A great deal of research over the past decade has examined the appropriateness of curriculum-based measurement of oral reading (R-CBM) in universal screening. Multiple researchers have meta-analyzed available correlational evidence, yielding support for the interpretation of R-CBM as an indicator of general reading proficiency. In contrast, researchers have yet to synthesize diagnostic accuracy evidence, which pertains to the defensibility of the use of R-CBM for screening purposes.

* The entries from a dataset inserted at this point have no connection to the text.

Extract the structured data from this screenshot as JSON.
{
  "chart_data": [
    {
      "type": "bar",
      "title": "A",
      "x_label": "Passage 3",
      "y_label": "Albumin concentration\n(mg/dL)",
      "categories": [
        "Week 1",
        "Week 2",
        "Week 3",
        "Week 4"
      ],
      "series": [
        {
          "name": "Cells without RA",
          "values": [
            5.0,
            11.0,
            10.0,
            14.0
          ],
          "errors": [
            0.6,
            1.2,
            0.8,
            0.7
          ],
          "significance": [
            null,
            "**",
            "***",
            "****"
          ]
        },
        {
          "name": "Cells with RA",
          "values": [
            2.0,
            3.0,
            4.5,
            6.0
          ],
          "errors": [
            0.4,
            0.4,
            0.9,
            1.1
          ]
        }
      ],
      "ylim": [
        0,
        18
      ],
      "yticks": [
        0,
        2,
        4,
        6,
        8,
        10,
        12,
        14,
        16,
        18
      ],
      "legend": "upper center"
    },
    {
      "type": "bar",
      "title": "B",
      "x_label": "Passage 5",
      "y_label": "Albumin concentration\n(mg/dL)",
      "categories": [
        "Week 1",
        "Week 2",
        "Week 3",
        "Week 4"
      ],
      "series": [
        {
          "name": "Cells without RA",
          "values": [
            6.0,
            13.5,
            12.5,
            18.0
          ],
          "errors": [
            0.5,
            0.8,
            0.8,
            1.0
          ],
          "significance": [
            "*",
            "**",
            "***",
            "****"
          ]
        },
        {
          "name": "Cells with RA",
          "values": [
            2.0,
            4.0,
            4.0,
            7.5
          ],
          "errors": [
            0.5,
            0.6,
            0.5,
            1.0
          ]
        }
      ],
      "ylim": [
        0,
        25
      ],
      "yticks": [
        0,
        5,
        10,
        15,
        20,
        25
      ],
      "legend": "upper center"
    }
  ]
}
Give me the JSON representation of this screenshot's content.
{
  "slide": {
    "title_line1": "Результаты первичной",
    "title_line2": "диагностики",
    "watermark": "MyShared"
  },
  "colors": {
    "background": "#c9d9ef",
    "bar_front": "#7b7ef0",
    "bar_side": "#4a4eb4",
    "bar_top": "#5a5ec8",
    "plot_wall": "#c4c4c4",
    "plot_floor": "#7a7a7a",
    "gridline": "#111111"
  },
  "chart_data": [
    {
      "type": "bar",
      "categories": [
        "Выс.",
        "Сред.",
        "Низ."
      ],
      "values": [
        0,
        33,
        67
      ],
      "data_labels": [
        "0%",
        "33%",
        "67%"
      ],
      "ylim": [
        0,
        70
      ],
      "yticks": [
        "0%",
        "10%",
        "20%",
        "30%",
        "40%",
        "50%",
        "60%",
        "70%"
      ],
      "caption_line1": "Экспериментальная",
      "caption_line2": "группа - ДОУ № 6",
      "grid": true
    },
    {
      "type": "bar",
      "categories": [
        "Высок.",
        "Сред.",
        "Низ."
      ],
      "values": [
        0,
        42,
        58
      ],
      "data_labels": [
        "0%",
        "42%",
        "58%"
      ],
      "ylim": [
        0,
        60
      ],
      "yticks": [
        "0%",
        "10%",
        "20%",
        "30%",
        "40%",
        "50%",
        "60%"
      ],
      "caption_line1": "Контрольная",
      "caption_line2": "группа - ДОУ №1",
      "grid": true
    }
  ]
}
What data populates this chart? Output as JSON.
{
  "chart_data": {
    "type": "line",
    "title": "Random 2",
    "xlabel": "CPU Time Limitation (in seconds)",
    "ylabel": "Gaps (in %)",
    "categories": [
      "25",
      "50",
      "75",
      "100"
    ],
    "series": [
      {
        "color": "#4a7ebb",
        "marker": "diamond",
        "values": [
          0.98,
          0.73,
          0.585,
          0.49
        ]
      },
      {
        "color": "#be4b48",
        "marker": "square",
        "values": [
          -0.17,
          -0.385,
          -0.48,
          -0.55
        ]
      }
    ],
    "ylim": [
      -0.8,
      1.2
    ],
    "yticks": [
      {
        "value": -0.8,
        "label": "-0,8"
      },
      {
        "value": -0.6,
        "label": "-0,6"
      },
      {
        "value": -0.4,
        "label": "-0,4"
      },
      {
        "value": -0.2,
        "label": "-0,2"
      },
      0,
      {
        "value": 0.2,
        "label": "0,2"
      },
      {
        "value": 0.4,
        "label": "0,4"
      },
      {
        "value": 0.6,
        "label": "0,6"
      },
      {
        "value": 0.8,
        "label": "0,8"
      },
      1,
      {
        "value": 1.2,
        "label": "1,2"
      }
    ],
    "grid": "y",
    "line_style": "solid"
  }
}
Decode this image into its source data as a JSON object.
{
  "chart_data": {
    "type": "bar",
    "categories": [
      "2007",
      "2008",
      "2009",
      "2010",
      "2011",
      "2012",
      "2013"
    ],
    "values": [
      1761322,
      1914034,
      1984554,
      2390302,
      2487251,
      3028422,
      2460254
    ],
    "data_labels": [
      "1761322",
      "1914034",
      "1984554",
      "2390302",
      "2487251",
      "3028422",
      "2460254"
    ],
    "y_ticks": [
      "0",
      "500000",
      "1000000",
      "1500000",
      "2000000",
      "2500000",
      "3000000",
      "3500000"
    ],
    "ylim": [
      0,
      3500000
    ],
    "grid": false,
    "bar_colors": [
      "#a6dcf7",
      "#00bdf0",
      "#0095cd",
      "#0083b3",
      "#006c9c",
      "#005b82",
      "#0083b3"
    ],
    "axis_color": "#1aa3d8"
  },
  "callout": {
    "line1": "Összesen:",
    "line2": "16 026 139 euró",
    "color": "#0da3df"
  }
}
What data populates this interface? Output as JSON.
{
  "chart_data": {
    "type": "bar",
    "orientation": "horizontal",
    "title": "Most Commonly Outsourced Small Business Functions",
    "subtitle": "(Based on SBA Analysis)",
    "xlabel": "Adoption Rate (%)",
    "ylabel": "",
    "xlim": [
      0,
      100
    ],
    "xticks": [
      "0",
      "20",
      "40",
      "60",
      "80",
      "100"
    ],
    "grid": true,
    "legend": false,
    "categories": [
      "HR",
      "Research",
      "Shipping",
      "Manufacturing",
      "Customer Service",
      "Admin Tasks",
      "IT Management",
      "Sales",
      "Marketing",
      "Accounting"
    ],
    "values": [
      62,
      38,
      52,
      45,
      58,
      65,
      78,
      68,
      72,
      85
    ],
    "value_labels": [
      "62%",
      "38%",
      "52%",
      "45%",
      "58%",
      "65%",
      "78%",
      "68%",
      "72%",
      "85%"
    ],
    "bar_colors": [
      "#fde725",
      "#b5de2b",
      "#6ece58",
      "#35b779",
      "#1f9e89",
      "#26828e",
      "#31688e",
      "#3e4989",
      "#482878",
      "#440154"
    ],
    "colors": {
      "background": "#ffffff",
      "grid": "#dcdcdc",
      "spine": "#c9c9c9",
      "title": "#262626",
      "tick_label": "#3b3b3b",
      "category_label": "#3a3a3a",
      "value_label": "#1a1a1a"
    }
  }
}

The overall purpose of this research was to therefore conduct the first meta-analysis of R-CBM diagnostic accuracy research. A systematic search of the literature resulted in the identification of 34 studies, including 20 peer-reviewed articles, 7 dissertations, and 7 technical reports. Bivariate hierarchical linear models yielded generalized estimates of diagnostic accuracy statistics, which predominantly exceeded standards for acceptable universal screener performance. For instance, when predicting criterion outcomes within a school year (≤ 9 months), R-CBM sensitivity ranged between .80 and .83 and specificity ranged between .71 and .73. Multiple moderators of R-CBM diagnostic accuracy were identified, including the (a) R-CBM cut score used to define risk, (b) lag in time between R-CBM and criterion test administration, and (c) percentile rank corresponding to the criterion test cut score through which students were identified as either truly at risk or not at risk. Follow-up analyses revealed substantial variability of extracted cut scores within grade and time of year (i.e., fall, winter, and spring). This result called into question the inflexible application of a single cut score across contexts and suggested the potential necessity of local cut scores. Implications for practices, directions for future research, and limitations are discussed.